In the meet-cute opening of Nora Ephron’s most beloved romantic comedy, a freshly minted University of Chicago grad named Sally tells Harry that she’s moving to New York to seek a career as a reporter. Harry is skeptical. “Suppose nothing happens to you?” he asks. “Suppose you live there your whole life and nothing happens. You never meet anybody, you never become anything, and finally you die one of those New York deaths where nobody notices for two weeks until the smell drifts into the hallway?”

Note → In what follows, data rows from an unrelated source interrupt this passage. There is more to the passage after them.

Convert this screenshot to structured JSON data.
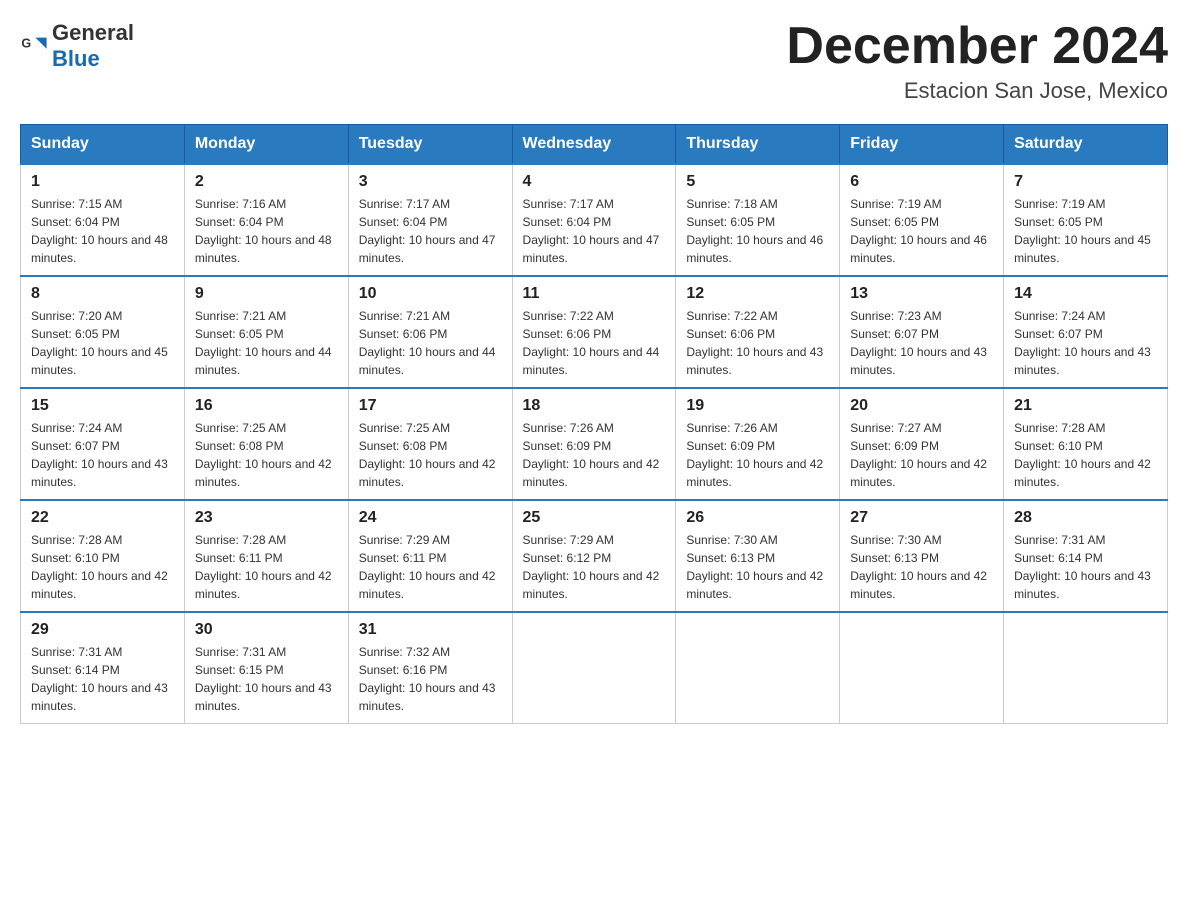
{
  "header": {
    "logo": {
      "text_general": "General",
      "text_blue": "Blue",
      "icon_label": "general-blue-logo"
    },
    "month_title": "December 2024",
    "location": "Estacion San Jose, Mexico"
  },
  "calendar": {
    "days_of_week": [
      "Sunday",
      "Monday",
      "Tuesday",
      "Wednesday",
      "Thursday",
      "Friday",
      "Saturday"
    ],
    "weeks": [
      [
        {
          "day": "1",
          "sunrise": "7:15 AM",
          "sunset": "6:04 PM",
          "daylight": "10 hours and 48 minutes."
        },
        {
          "day": "2",
          "sunrise": "7:16 AM",
          "sunset": "6:04 PM",
          "daylight": "10 hours and 48 minutes."
        },
        {
          "day": "3",
          "sunrise": "7:17 AM",
          "sunset": "6:04 PM",
          "daylight": "10 hours and 47 minutes."
        },
        {
          "day": "4",
          "sunrise": "7:17 AM",
          "sunset": "6:04 PM",
          "daylight": "10 hours and 47 minutes."
        },
        {
          "day": "5",
          "sunrise": "7:18 AM",
          "sunset": "6:05 PM",
          "daylight": "10 hours and 46 minutes."
        },
        {
          "day": "6",
          "sunrise": "7:19 AM",
          "sunset": "6:05 PM",
          "daylight": "10 hours and 46 minutes."
        },
        {
          "day": "7",
          "sunrise": "7:19 AM",
          "sunset": "6:05 PM",
          "daylight": "10 hours and 45 minutes."
        }
      ],
      [
        {
          "day": "8",
          "sunrise": "7:20 AM",
          "sunset": "6:05 PM",
          "daylight": "10 hours and 45 minutes."
        },
        {
          "day": "9",
          "sunrise": "7:21 AM",
          "sunset": "6:05 PM",
          "daylight": "10 hours and 44 minutes."
        },
        {
          "day": "10",
          "sunrise": "7:21 AM",
          "sunset": "6:06 PM",
          "daylight": "10 hours and 44 minutes."
        },
        {
          "day": "11",
          "sunrise": "7:22 AM",
          "sunset": "6:06 PM",
          "daylight": "10 hours and 44 minutes."
        },
        {
          "day": "12",
          "sunrise": "7:22 AM",
          "sunset": "6:06 PM",
          "daylight": "10 hours and 43 minutes."
        },
        {
          "day": "13",
          "sunrise": "7:23 AM",
          "sunset": "6:07 PM",
          "daylight": "10 hours and 43 minutes."
        },
        {
          "day": "14",
          "sunrise": "7:24 AM",
          "sunset": "6:07 PM",
          "daylight": "10 hours and 43 minutes."
        }
      ],
      [
        {
          "day": "15",
          "sunrise": "7:24 AM",
          "sunset": "6:07 PM",
          "daylight": "10 hours and 43 minutes."
        },
        {
          "day": "16",
          "sunrise": "7:25 AM",
          "sunset": "6:08 PM",
          "daylight": "10 hours and 42 minutes."
        },
        {
          "day": "17",
          "sunrise": "7:25 AM",
          "sunset": "6:08 PM",
          "daylight": "10 hours and 42 minutes."
        },
        {
          "day": "18",
          "sunrise": "7:26 AM",
          "sunset": "6:09 PM",
          "daylight": "10 hours and 42 minutes."
        },
        {
          "day": "19",
          "sunrise": "7:26 AM",
          "sunset": "6:09 PM",
          "daylight": "10 hours and 42 minutes."
        },
        {
          "day": "20",
          "sunrise": "7:27 AM",
          "sunset": "6:09 PM",
          "daylight": "10 hours and 42 minutes."
        },
        {
          "day": "21",
          "sunrise": "7:28 AM",
          "sunset": "6:10 PM",
          "daylight": "10 hours and 42 minutes."
        }
      ],
      [
        {
          "day": "22",
          "sunrise": "7:28 AM",
          "sunset": "6:10 PM",
          "daylight": "10 hours and 42 minutes."
        },
        {
          "day": "23",
          "sunrise": "7:28 AM",
          "sunset": "6:11 PM",
          "daylight": "10 hours and 42 minutes."
        },
        {
          "day": "24",
          "sunrise": "7:29 AM",
          "sunset": "6:11 PM",
          "daylight": "10 hours and 42 minutes."
        },
        {
          "day": "25",
          "sunrise": "7:29 AM",
          "sunset": "6:12 PM",
          "daylight": "10 hours and 42 minutes."
        },
        {
          "day": "26",
          "sunrise": "7:30 AM",
          "sunset": "6:13 PM",
          "daylight": "10 hours and 42 minutes."
        },
        {
          "day": "27",
          "sunrise": "7:30 AM",
          "sunset": "6:13 PM",
          "daylight": "10 hours and 42 minutes."
        },
        {
          "day": "28",
          "sunrise": "7:31 AM",
          "sunset": "6:14 PM",
          "daylight": "10 hours and 43 minutes."
        }
      ],
      [
        {
          "day": "29",
          "sunrise": "7:31 AM",
          "sunset": "6:14 PM",
          "daylight": "10 hours and 43 minutes."
        },
        {
          "day": "30",
          "sunrise": "7:31 AM",
          "sunset": "6:15 PM",
          "daylight": "10 hours and 43 minutes."
        },
        {
          "day": "31",
          "sunrise": "7:32 AM",
          "sunset": "6:16 PM",
          "daylight": "10 hours and 43 minutes."
        },
        null,
        null,
        null,
        null
      ]
    ]
  }
}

When Nora wrote those words nearly a quarter-century ago, she had long since made good on her own move to Manhattan, via Beverly Hills and Wellesley College, to be a reporter. She had met everyone, had become one of the most admired journalists of her time, and had aced two additional trades (novelist, screenwriter)—with two more (film director, playwright) yet to come. And while her death in June was a New York death all right, it was the inverse of the one imagined by the dismissive Harry. Nora’s passing prompted nearly twenty articles or blog posts in the Times, more than a dozen in Newsweek/Daily Beast, six in The New Yorker, and multiple entries in others, including New York, where she had been a columnist during the magazine-writing career that first made many, including me, fall in love with her. Nora’s memorial service at Alice Tully Hall, attended by some 800 designated mourners, had enough showbiz gentry stirred in with the media folk to merit mention on television’s tabloid entertainment shows. It was as close to a state funeral as New York’s cultural world can muster—matched only in recent times by the memorial to Christopher Hitchens, which Nora had attended in April, looking glowing in a Vanity Fair photograph showing her seated next to Sean Penn. (And, as Nora might say parenthetically at this point in a piece, I’ll get back to Christopher Hitchens later on.)
I tried to read all the articles about Nora through her gimlet eye. A few of them did rise to the level of grandiosity, self-promotion, and superciliousness that she mocked over the years in writers as various as Theodore H. White, Brendan Gill, Ayn Rand, Leonard Lyons, the staff of the old Gourmet, and Mimi Alford, the former JFK intern whose tell-all memoir will be remembered only for Nora’s delicious spin on it. For me, the most moving remembrances of Nora were by Lena Dunham, the young auteur of HBO’s Girls (and much else; she’s a Nora-like multitasker), and James McAuley, even younger, an editorial-page staffer at the Washington Post. Both told their stories of the unexpected support and encouragement Nora gave to them in their still-early careers, of how she made a point of staying in touch and giving direction when she had no reason to do so except sheer generosity. That was my story with Nora when I was in my twenties, and often since, so no doubt that’s in part why I responded so strongly to theirs. (A bit more about that in a minute, too.) What made Dunham’s and McAuley’s narratives doubly moving is that when Nora was mentoring them, we now know, she didn’t have all the time in the world for elective kindnesses to strangers. She was fighting the illness that would kill her.
The memorial tribute was planned by Nora herself in advance, in emulation of the elegant 2005 memorial blueprint her friend the Time editor Henry Grunwald had left behind in a computer file titled “Exit.” Nora’s own show was as laced with funny and touching moments as any of her pre-posthumous productions. She had even cast some of the same actors. Everyone who came onstage killed, so to speak—they could get away with nothing less before this crowd. Every phase of Nora was vividly summoned back to life for a Monday morning: Nora the loyal friend, Nora the loving (and sometimes exasperating) mother and sibling, Nora the quintessential in-the-know New Yorker and social-cultural-political-fashion-decorating arbiter, Nora the consummate professional, Nora the unyielding feminist, Nora the insatiable foodie, Nora the 24/7 concierge, Nora the twice-divorced woman who would at last make a marriage that was a keeper with her partner in love and wit, Nick Pileggi. But as was also true of most print tributes to Nora, one aspect of her death was largely relegated to the memorial’s cutting-room floor: the hard fact that most of those in the hall, not to mention the legions of Nora friends, worshippers, and fans beyond it, had not known she was dying until it was too late to say good-bye.
Not all of her friends were comfortable with that. They wondered how much they had really known Nora after all. At Alice Tully, it was Meryl Streep who directly addressed the unspoken truth that “we’ve all been ambushed” by her death. “She didn’t like surprises, except happy ones,” Streep said of Nora while fighting back tears. “And she didn’t want ever to be caught unawares. But she really did catch us napping. She pulled a fast one on all of us. And it’s really stupid to be mad at somebody who died, but somehow I have managed it.” Finding that she had been on Nora’s “Exit” list of speakers, Streep said, left her feeling “so privileged and so pissed off and so honored and so inept all at the same time that I can’t help thinking that this is exactly what she intended.”